The BSFO will perform the world premiere of the new score, live to the 2017 restoration of the film, in the BSFO’s original venue, the Coolidge Corner Theatre, in Brookline, Massachusetts, on Thursday, June 6 at 7:00 p.m. The score is the twelfth commission and film concert that Berklee has created for the Coolidge’s Sounds of Silents silent film series.
Following the Coolidge, the BSFO will perform with The Passion of Joan of Arc twice more, in two of New England’s finest repertory film venues: Sunday, June 9, 7:00 p.m., at The Cabot in Beverly, Massachusetts; and Thursday, June 20, 7:30 p.m., at the Martha’s Vineyard Film Center, as part of the annual FILMUSIC Festival.
Based on the transcript of the 1431 trial, The Passion of Joan of Arc is considered a cinematic landmark for its production, Dreyer’s direction, and Reneé Falconetti’s stunning, otherworldly performance as Joan. It will be screened in the luminous, original 20-frames-per-second version, the truest to Dreyer’s original vision for the film, first made available in the modern era at the end of 2017. Experiencing the film at this speed, with the BSFO score—believed to be the first orchestral score for this version—should be a revelation, even for those deeply familiar with the film.

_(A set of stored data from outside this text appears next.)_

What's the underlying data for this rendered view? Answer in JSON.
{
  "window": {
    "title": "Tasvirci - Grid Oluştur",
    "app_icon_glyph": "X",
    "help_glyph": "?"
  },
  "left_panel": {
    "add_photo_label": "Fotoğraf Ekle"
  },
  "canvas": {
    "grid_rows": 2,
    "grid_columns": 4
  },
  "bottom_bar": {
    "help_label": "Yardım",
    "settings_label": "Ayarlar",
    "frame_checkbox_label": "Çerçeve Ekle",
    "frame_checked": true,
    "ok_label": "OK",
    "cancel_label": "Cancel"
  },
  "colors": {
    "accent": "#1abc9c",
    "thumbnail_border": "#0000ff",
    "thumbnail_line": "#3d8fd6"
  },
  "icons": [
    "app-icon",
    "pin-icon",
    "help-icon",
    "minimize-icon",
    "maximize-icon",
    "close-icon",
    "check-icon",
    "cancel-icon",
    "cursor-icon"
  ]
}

Prior to its release, The Passion of Joan of Arc was controversial, due to French nationalists’ skepticism about a Danish director being entrusted with the story of one of France’s most important historical figures. Despite cuts initiated by the Archbishop of Paris, and government censors—and a remarkable history of near-obliteration and restoration—since the time of its release, it has consistently been considered one of the greatest films ever made.

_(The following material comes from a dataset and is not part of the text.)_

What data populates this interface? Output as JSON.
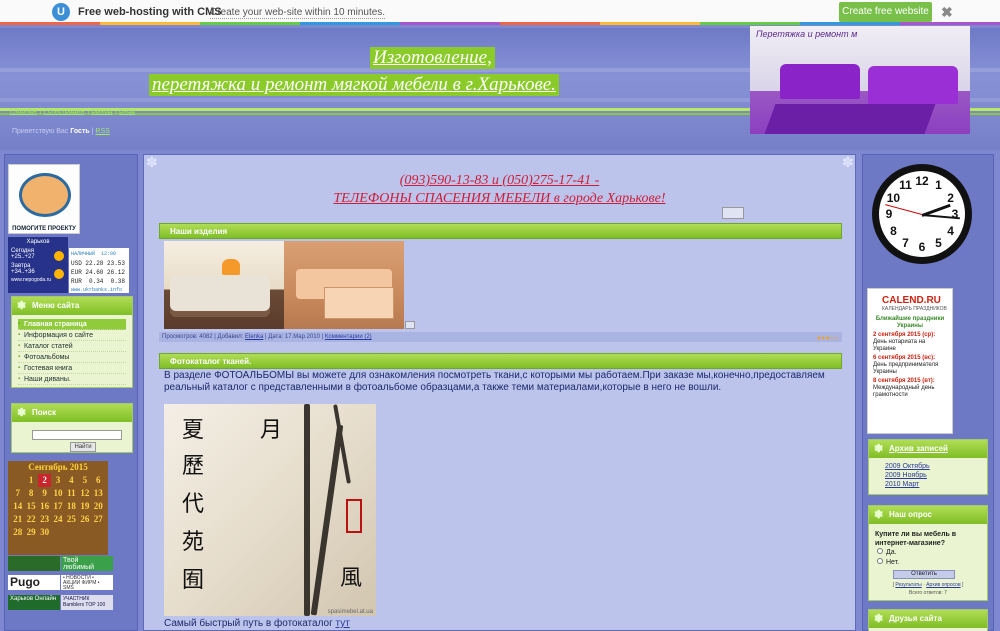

The Berklee Silent Film Orchestra creates new, original scores for silent feature classics and performs them live to picture. Based at Berklee, in the world’s first undergraduate degree program in film scoring, the student orchestra composes its new works and performs as an ensemble, in a course named Scoring Silent Films, and under the direction of multiple Emmy nominee Sheldon Mirowitz. The BSFO’s seven student composers each conduct the 12-piece film orchestra in a “reel” of the film, passing the baton, in a spectacle of musical synchrony.
A two-time recipient of special commendations from the Boston Society of Film Critics, the BSFO has performed to critical and popular acclaim at the San Francisco Silent Film Festival, the Nantucket Film Festival, Tony Bennett Concert Hall in New York City, the John F. Kennedy Center for the Performing Arts in Washington, D.C., and several other major film and performing arts venues. To date, the BSFO has scored 14 iconic silent features, 12 of them commissioned by the Sounds of Silents program at the Coolidge Corner Theatre.